Polda Jabar menahan Taufik Hidayat (30) atas kasus penyekapan dan penganiayaan berat terhadap seorang wanita berinisial YTR (29). Aksi keji yang berlangsung selama dua tahun terakhir ini mengakibatkan korban kehilangan penglihatan total dan mengalami cacat fisik permanen.
Kapolda Jabar Irjen Pol Rudi Setiawan mengungkapkan Taufik Hidayat saat ini sudah ditetapkan sebagai tersangka dan mendekam di sel tahanan Mapolda Jabar. Penangkapan tersangka pada Selasa 23 Juni 2026 ini mengungkap rentetan kekerasan sistematis yang dilakukan Taufik kepada YTR di empat lokasi berbeda sejak tahun 2024.
Menurut Rudi, perkenalan Taufik dan YTR dimulai sejak 2024. Keduanya berjumpa di salah satu aplikasi kencan.

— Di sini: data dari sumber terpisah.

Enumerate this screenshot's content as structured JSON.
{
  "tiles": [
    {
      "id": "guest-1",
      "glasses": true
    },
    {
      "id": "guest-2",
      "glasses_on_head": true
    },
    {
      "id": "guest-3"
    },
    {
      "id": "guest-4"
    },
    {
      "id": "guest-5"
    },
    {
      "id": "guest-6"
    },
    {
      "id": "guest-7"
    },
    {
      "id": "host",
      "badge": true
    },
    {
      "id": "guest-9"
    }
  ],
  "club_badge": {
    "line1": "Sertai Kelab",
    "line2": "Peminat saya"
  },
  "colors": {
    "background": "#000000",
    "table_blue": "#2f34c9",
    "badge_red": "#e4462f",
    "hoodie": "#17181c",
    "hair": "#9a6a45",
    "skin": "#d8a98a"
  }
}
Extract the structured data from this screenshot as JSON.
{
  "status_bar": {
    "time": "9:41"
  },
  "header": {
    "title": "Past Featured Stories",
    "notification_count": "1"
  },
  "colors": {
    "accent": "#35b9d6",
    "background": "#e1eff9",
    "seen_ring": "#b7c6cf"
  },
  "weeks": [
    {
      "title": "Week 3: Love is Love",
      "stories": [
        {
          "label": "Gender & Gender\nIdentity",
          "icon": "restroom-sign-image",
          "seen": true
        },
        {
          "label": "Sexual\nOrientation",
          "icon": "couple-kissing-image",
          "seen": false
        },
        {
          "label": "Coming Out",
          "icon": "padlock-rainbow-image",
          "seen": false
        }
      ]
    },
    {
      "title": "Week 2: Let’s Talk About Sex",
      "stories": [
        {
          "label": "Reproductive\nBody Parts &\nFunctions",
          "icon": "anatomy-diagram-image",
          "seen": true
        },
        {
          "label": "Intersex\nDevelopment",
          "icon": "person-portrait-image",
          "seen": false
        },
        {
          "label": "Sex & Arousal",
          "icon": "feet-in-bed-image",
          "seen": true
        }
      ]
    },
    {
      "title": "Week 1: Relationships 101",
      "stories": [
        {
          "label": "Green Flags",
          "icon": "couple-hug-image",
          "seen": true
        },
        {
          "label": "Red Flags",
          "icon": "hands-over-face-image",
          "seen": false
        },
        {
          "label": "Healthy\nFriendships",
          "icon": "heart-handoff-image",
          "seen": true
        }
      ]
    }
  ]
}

SCROLL TO CONTINUE WITH CONTENT
"Mereka kenalan dan merasa dekat. Lalu hidup satu rumah di dalam tempat kos," ujar Rudi saat jumpa pers di Mapolda Jabar, Kota Bandung, Jumat (26/6/2026).
"Berdasarkan keterangan saksi dan korban, kekerasan ini bermula saat keduanya tinggal di indekos kawasan Cicaheum, Kota Bandung, pada Mei hingga September 2024," ujar Rudi menambahkan.
Pada periode awal tersebut, korban kerap dianiaya oleh Taufik di dalam kamar. "Kekerasan dialami korban yaitu badan dipukul dan disundut rokok," kata Rudi.
Infografis Terlacaknya Jejak Taufik Hidayat. (Visual infografis diolah menggunakan NotebookLM) |
Kekerasan semakin meningkat saat mereka pindah ke lokasi kedua yang tak jauh dari indekos pertama pada September 2024 hingga Januari 2025. Di tempat ini, menurut Rudi, pelaku menghajar mata korban hingga mengalami kebutaan.
"Di kosan ini, terjadi pemukulan mata kiri korban dengan besi, itu menyebabkan matanya tidak melihat," ucap Rudi.
Rudi menjelaskan, tersangka dan korban sempat diusir dari indekos kedua tersebut karena sering terlibat cekcok. Mereka kemudian berpindah ke wilayah Cilengkrang, Kabupaten Bandung, pada Februari 2025 hingga Desember 2025. Di lokasi ketiga inilah kondisi korban semakin memprihatinkan.
"Menurut keterangan korban, mata kanannya dipukul menggunakan helm hingga ia tidak bisa melihat sama sekali. Selain itu, lutut korban juga ditebas dengan benda tajam sehingga ia sulit berjalan," ujar Rudi.
Taufik Hidayat (tengah) setibanya di Polda Jabar, Bandung, Jawa Barat, Selasa (23/6/2026). (Foto: ANTARA FOTO/RAISAN AL FARISI) |
Aksi penyekapan dan penganiayaan ini terus berlanjut hingga lokasi keempat di sebuah indekos kawasan Cileunyi, Kabupaten Bandung. Selama kurun waktu Januari 2026 hingga Juni 2026, korban berada di bawah kendali tersangka sebelum akhirnya kasus ini terungkap ke publik.
"Pelaku memukul wajah, mulut dan telinga korban pakai helm. Memukul berulang kali hingga korban luka berat. Pelaku melakukan penyekapan dengan cara mengunci korban di dalam kamar dan meninggalkan korban dalam tidak berdaya," tutur Rudi.
YTR, korban penganiayaan dan penyekapan yang dilakukan kekasihnya, Taufik Hidayat, masih terbaring lemas saat menjalani perawatan di Rumah Sakit Hasan Sadikin (RSHS) Bandung. Dalam perkara ini, YTR meminta Taufik dihukum berat.